Es war der Beginn eines dualen Denkens. Auf der einen Seite stand Gott und auf der anderen Seite der Mensch, der als dessen Abbild geschaffen wurde und innerhalb aller Lebewesen eine Vormachtstellung innehaben sollte.
Dieser Schritt beinhaltete gleich mehrere problematische Annahmen. Zunächst wurde mit der Vorstellung des einen Gottes, ein absolutes Bild geschaffen. Daraus folgend ergab sich die Fragestellung eines richtig oder falsch, eines wahr oder unwahr. Daraus wiederum erfolgt eine Identifikation in die und wir. Es musste differenziert werden, in Gläubige und Ungläubige und es benötigte Autoritäten, die eine Interpretationshoheit dieser „Wahrheiten“ liefern konnten. Es war der Beginn eines Abgrenzungsprozesses. Zum einen unter den Menschen selbst und zum anderen zwischen dem Menschen und der Natur.
Beinahe die komplette Philosophie des Mittelalters, bis hin zur Aufklärung, folgt der Idee dieser Dualität aus Gott und Mensch und versucht diese Vorstellung plausibel miteinander in Einklang zu bringen.
Dabei hatte die Philosophie vor allem die Funktion, bestehende Herrschaftsansprüche und Staatssysteme zu legitimieren, indem sie sich auf eine göttliche Ordnung berief. Mit Thomas Hobbes folgt in der Mitte des 17. Jahrhunderts die Zeit der Vertragstheorien. Logische und praktische Regeln sollen das gesellschaftliche Leben ordnen, anstelle metaphysischer Legitimationen. Im Zuge zunehmenden kaufmännischen Handelns wird es immer wichtiger, staatliche Strukturen zu schaffen, die Rechtssicherheit und Wohlstand garantieren.
Auch wenn es kontroverse Diskussionen gab, setzten sich vor allem 2 Denkweisen durch, die im Grunde bis heute Gültigkeit haben. So begründet der englische Philosoph John Locke das Recht auf Eigentum daraus, dass bestelltes Land ökonomisch genutzt wird und so zum Wohle aller dient. Derjenige der diesen ökonomischen Landnutzen initiiert muss staatlich geschützt werden, in dem ihm das Recht auf Eigentum zugesprochen wird (So wird z. B. auch die Vertreibung amerikanischer Ureinwohner gerechtfertigt – wer sein Land nicht ökonomisch nutzt, handelt moralisch verwerflich und verliert das Recht, dieses Land zu besitzen).

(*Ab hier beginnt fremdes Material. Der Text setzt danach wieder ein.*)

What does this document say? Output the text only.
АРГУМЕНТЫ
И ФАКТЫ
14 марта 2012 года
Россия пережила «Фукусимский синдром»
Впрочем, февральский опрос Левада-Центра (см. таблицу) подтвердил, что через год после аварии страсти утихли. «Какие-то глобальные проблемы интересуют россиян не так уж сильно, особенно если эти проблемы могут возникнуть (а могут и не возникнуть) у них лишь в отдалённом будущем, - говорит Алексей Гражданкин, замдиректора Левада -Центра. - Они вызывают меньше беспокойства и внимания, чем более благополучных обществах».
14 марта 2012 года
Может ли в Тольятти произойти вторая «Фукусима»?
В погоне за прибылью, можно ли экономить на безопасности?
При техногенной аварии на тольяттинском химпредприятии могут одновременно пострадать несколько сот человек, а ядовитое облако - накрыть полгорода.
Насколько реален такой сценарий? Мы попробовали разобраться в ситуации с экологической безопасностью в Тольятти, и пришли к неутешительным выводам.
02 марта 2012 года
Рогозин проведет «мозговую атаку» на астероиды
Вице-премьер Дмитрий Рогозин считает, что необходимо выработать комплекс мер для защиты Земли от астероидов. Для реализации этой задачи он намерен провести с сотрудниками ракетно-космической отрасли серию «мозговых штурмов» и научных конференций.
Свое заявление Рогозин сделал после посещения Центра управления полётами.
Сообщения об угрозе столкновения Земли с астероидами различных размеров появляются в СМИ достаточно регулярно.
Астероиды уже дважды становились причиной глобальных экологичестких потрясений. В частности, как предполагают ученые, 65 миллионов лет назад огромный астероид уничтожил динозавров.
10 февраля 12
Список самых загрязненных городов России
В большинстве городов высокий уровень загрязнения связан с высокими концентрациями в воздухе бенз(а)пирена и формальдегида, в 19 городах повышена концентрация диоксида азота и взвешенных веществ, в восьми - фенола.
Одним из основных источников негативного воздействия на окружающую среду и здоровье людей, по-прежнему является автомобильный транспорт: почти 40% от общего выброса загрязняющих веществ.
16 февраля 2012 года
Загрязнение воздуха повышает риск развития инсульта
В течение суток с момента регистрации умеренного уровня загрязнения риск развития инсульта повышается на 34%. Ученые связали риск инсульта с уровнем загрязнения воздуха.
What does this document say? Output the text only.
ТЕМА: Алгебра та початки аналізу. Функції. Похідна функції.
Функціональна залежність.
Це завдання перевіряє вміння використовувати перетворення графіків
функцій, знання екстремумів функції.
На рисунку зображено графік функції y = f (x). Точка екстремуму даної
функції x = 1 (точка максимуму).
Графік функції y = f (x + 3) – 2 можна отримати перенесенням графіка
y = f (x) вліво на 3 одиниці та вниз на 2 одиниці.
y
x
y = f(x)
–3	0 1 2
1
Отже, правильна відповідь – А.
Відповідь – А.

Die zweite Denkweise stammt von Adam Smith und wird bis heute als Grundlage für Volks- und Betriebswirtschaft an den Universitäten gelehrt. Die Rede ist von der Metapher der „unsichtbaren Hand“, die für die Selbstregulierung der Märkte steht – heute sprechen wir von Wirtschaftsliberalismus. Aus dieser Zeit stammt auch die Überzeugung, dass aus dem Egoismus der Händler, Wohlstand für die Gesellschaft resultiert. Denn wenn der Händler seinen Profit steigert und expandiert, schafft er Arbeitsplätze und fördert aus seiner Konkurrenzhaltung heraus die Innovation. Die Gier und der Egoismus des Einzelnen tragen so zum Wohle aller bei. Davon ausgehend, dass der heutige weltumfassende Kapitalismus seinen Siegeszug ab dem Beginn des 16. Jahrhundert aus Europa heraus startete, lässt sich also zusammengefasst folgendes sagen:
Aus dem absoluten Anspruch der christlichen Religion resultierte ein wertendes Selbstverständnis und eine unreflektierte Vormachtstellung in der Denkweise der Europäer.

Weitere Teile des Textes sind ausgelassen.